На новое предложение пытки Екатерина ответила:
– Оставим несчастного в покое и утешимся мыслию, что государство не имеет иных столь ожесточённых врагов.
Девятого сентября суд подписал сентенцию: «Капралов и солдат, участников бунта, прогнать сквозь строй и сослать в каторгу; камер-лакея Касаткина, за болтовню о дворе и его порядках, наказать батогами и зачислить в рядовые, в дальние команды. Чефаридзева – за недонесение – лишить чинов и тоже разжаловать в солдаты… Мировича – четвертовать и, оставя тело его народу на позорище до вечера, сжечь оное купно с эшафотом».
Власьев и Чекин, убийцы принца Иоанна, вскоре были высланы, с наградой по семи тысяч рублей, в дальние губернии, с воспрещением появляться вместе и вообще посещать многолюдные компании и о происшедшем с ними никогда и никому не говорить.
Казнь Мировичу была объявлена на пятнадцатое сентября, на Сытном рынке Петербургской стороны, против крепости. Екатерина на предложение суда – отказаться от права помилования ответила резолюцией: «Моих прав – не касаться никому» – и заменила казнь четвертования отсечением головы Мировичу.
Слух о покушении Мировича проник в дальние концы России, долетел до Днепра, до Трубежа и до Оренбургской линии.
В кумовой пасеке, в Переяславле, в Изюмском уезде, в Москве и у Измайловского моста, у Бавыкиной, произвели строгие обыски, допросы. Все угадывали участь, которая ожидала Мировича. Сентенция суда подтвердила общие ожидания. Две сестры Мировича и Бавыкина долго, как тени, бродили по Петербургу, обходя и моля всех влиятельных лиц и падая в ноги членам верховного суда.

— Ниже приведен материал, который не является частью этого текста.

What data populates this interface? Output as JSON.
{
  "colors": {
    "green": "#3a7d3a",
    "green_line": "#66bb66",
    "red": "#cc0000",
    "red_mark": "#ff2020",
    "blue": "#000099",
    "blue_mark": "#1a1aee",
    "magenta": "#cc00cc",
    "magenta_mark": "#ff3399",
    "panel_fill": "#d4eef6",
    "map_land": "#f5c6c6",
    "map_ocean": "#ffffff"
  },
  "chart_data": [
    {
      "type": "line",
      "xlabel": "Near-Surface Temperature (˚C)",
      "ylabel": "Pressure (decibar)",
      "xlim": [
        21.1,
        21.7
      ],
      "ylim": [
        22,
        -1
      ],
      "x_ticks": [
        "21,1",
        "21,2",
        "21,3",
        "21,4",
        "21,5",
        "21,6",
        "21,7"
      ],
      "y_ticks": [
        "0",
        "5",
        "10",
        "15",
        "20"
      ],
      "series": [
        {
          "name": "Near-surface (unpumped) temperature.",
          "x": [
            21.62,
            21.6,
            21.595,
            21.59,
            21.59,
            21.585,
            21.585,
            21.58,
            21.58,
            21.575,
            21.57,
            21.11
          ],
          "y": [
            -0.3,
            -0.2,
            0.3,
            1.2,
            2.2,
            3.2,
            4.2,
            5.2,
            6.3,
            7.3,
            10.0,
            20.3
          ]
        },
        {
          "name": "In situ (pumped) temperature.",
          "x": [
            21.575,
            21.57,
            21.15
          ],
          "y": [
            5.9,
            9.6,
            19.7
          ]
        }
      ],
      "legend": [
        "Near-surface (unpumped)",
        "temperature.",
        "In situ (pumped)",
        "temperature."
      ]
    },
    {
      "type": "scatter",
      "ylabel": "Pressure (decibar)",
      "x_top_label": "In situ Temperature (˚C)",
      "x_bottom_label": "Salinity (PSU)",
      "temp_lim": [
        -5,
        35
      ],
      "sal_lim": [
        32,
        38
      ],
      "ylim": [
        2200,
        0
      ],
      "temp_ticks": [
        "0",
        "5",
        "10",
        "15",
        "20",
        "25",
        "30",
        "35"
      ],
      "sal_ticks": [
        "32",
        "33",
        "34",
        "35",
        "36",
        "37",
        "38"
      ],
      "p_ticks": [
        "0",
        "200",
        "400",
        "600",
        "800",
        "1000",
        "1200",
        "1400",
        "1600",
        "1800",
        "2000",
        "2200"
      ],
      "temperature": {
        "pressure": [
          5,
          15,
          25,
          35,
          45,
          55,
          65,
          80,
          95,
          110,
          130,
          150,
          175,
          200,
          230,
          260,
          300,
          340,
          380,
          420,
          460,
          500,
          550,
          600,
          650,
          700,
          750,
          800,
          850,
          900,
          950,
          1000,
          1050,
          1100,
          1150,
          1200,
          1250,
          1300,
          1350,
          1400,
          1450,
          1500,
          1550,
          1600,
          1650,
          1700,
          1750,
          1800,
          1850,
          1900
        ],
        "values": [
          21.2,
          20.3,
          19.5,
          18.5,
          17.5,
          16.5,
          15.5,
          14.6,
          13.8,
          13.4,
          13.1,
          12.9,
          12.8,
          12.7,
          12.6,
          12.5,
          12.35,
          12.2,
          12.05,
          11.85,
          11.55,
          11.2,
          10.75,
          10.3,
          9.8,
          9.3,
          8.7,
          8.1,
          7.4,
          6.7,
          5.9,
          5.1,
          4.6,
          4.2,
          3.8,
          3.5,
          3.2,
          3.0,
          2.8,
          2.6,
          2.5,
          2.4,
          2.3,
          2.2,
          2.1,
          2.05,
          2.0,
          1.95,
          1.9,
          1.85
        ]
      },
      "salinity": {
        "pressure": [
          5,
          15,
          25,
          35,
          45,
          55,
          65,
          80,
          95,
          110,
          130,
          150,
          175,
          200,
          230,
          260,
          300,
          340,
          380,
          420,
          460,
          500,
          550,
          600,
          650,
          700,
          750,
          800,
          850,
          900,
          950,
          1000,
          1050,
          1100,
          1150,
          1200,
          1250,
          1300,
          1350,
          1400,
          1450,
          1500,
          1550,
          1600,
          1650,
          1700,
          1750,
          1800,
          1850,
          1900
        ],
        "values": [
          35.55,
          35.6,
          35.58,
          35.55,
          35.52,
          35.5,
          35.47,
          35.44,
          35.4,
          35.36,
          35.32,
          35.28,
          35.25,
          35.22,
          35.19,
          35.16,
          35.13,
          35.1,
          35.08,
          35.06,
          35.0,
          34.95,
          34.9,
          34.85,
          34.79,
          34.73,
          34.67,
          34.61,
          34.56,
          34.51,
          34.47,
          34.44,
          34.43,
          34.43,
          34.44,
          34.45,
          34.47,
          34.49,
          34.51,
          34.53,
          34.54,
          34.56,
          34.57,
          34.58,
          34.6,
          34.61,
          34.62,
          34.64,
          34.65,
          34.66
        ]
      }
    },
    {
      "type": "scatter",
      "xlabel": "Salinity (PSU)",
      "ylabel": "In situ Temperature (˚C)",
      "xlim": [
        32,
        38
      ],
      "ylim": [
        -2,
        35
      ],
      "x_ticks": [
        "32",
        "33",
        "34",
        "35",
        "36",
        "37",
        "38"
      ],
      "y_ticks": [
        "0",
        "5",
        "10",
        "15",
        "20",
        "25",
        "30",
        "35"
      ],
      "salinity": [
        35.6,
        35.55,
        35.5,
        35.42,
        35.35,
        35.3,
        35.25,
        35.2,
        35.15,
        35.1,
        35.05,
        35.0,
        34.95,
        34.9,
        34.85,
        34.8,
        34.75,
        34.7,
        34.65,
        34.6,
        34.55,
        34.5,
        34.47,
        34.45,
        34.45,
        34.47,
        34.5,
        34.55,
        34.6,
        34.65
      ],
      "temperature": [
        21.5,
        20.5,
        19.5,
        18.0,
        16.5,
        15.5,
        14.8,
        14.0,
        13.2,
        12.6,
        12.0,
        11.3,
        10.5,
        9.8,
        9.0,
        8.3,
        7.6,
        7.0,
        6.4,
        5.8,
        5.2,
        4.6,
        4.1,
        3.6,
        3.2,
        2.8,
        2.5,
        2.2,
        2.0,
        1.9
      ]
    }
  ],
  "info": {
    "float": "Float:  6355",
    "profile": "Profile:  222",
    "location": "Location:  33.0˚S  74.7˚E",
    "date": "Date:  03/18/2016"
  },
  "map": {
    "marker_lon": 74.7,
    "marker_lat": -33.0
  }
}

Бавыкина выждала императрицу, по пути её за город, и подала ей прошение на том самом месте, где некогда удостоилась поднести ведро воды её величеству. Екатерина узнала Филатовну.
– Ах, матушка, не могу, – ответила она с искренним чувством. – Проси, о чём хочешь; я у тебя в долгу, но этого сделать не в моей силе. Суд так решил, и соблазн слишком дерзостен и велик.
Двенадцатого сентября, на перекладной, из-за Волги, прибыла в Петербург ещё одна просительница. В первые дни она с трудом добилась приёма у Григория Орлова, у гетмана и у преосвященного Афанасия; уцепилась у подъезда сената в кафтан генерал-прокурора Вяземского и, волочась за ним по ступеням, рыдая и обнимая его ноги, молила о пощаде своему жениху. Ей сказали, что поздно, – приговор о казни Мировича уже был судом подписан. Её видел и прибывший в это время с юга приятель Мировича, Яков Евстафьевич, давший ей совет – обратиться с просьбой выше.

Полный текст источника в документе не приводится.